Nobre e Cesário, melancolias de fim de século ao anoitecer, com solidões de alma, e insuportável o mundo… Uma certa e indispensável distância por causa disso tudo, que é feita de ironia, de bondade também – e de tempo que anda entre as coisas representadas, quem as representa a pinta e quem as vê e repinta, ele e nós, num imaginário comumente possível.
Assim é a arte de Bernardo Marques, grandes ou pequenas sejam as obras, em largas folhas de papel ou em páginas de álbum de croquis, traçadas ao correr dum passeio, ou dum olhar lançado da janela sobre um jardim ou as casas defronte. Com o Tejo ao fundo e um tocador de realejo um baixo. Ou o mar do Algarve natal, ou pedregulhos da Beira – ou a doçura firme de várzea de Colares onde a casa do pintor já fora doutro que era músico também, e dandy. Dandy Alfredo Keil como Nobre e como Cesário. E como Bernardo…

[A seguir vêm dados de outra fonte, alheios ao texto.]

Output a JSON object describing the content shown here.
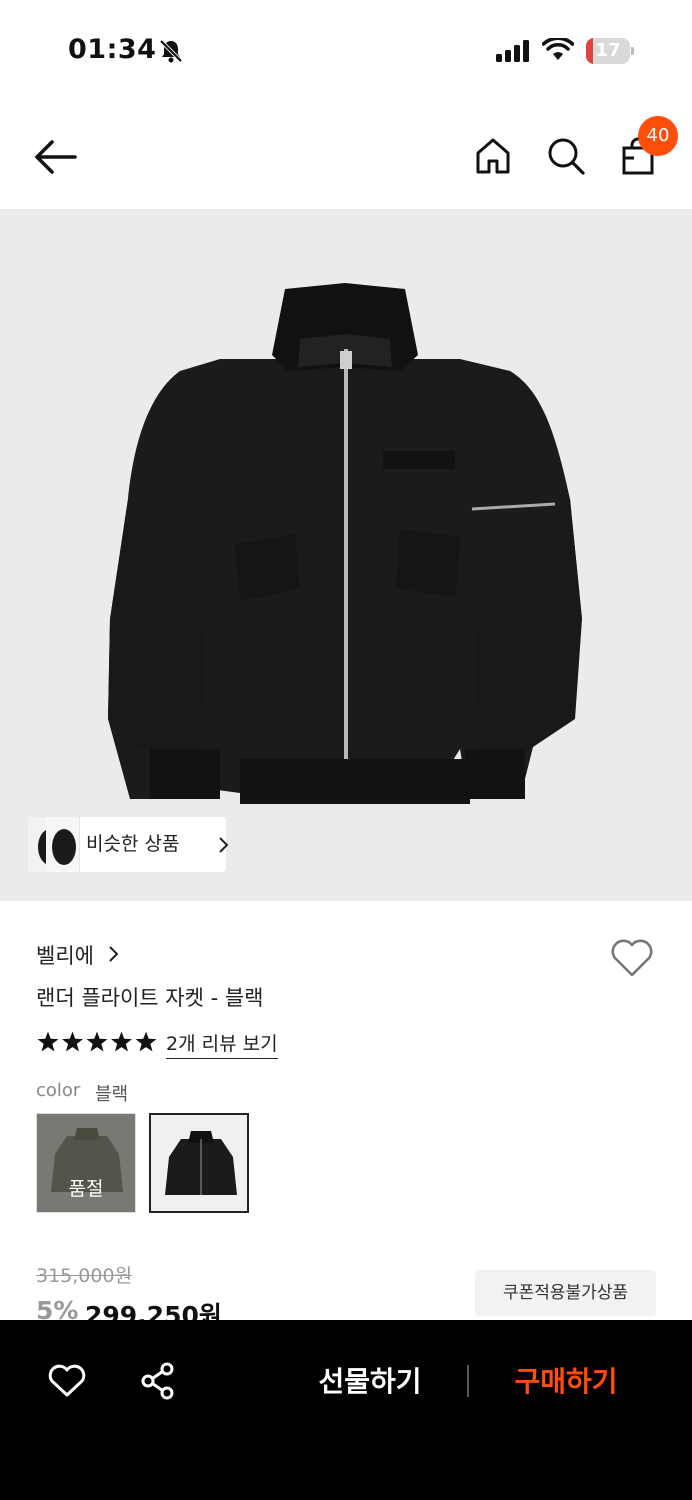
{
  "status_bar": {
    "time": "01:34",
    "battery_level": "17",
    "battery_fraction": 0.17
  },
  "header": {
    "cart_badge": "40"
  },
  "hero": {
    "similar_label": "비슷한 상품"
  },
  "product": {
    "brand": "벨리에",
    "title": "랜더 플라이트 자켓 - 블랙",
    "rating_stars": 5,
    "review_link": "2개 리뷰 보기",
    "color_label": "color",
    "color_value": "블랙",
    "swatches": [
      {
        "state": "품절"
      },
      {
        "state": ""
      }
    ],
    "original_price": "315,000원",
    "discount": "5%",
    "price": "299,250원",
    "coupon_badge": "쿠폰적용불가상품"
  },
  "bottom_bar": {
    "gift_label": "선물하기",
    "buy_label": "구매하기"
  },
  "colors": {
    "accent": "#ff4d0a",
    "bottom_bar_bg": "#000000",
    "hero_bg": "#ebebeb"
  }
}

O círculo desenha-se e fecha-se sempre de certa maneira cultural, de referência em referência, por alusão ou lembrança. Por evocação, sobretudo e portuguesa.
Esta qualidade portuguesa de Bernardo Marques é ou será difícil de entender: não é vistosa nem saloia, mas discreta, e a cor que a anima está no preto-e-branco dos desenhos, à pena ou de lápis gordo, esbatido ou apoiado no papel, numa escrita sempre de arabesco que capta a tonalidade e representa todo um código de colorido. E por isso se dirá deste homem dos anos 20, que nas décadas ingratas de 30 e 40 perfez o seu destino de artista, contra a desistência de uns que eram da sua geração e sem complexo antes sonhos ou ilusões de outros mais novos, que ele é o mais sensível e mais profundo dos paisagistas que desde o século passado tivemos. Senão o único, verdadeiramente.
José-Augusto França (1981)
… Bernardo pintou muito menos do que desenhou. Algumas das suas aquarelas do último período, exaltam, contudo, o ofício do pintor praticado numa espécie de silêncio, de intimidade e de apaixonada leitura de paisagem, da natureza. O cosmopolitismo da sua geração soube, nalguns casos, regressar a um plano de interioridade e da confluência nacional. Bernardo foi, possivelmente, dentre eles o mais admirável porque manteve sempre, e, em simultâneo, uma veia crítica tão necessária e pessoal face à vida, quanto o foram os seus momentos de entrega, de uníssono e de descoberta face à natureza que vivia e amava, sem tumulto, de um modo extremamente sensível, civilizado.
Já foi dito, e eu partilhado a ideia, de que Bernardo Marques terá sido o paisagista maior da sua geração, geração que, em grande parte pelo paisagismo muito se definiu. De facto a paisagem, nela, faz-se pintura, quantas vezes, só pelo desenho. A “touche”, a caligrafia tão variada, tão rica, tão obediente e livre ao mesmo tempo, organizam no preto-branco todos os valores rigorosamente iluminísticos e a identificação sentimental dos lugares onde repousa a observação amorosa e demorada do pintor. No preto-branco dos seus desenhos a cor não precisa de ser muitas vezes cor, para se tornarem coloridas e o desenho não se atinge, na sua qualidade de êxtase, se não se atingir a cor que concebe e nele se oferece. Bernardo com o mesmo traço e pulsação traduzia a sensação visual do mar, como da terra seca, sem árvores, ou de campos amenos e da floresta.
O País apareceu a muitos pela mão do seu traço. Sem qualquer demagogia ou nacionalismo fácil, o artista que os criticou por revistas e jornais tanto quanto pode e por isso se celebrizou também, criou ainda uma tipologia (que vai do burguês citadino dos anos vinte e trinta ao saloio das feiras dos anos cinquenta) que ficou, com as personagens de Eça de Queiroz pelo meio, um prodígio da ilustração portuguesa. Desenhos sem violência, granciosos, mas possuidores de uma ironia que vitima mais do que o excesso e o gesto exaltado.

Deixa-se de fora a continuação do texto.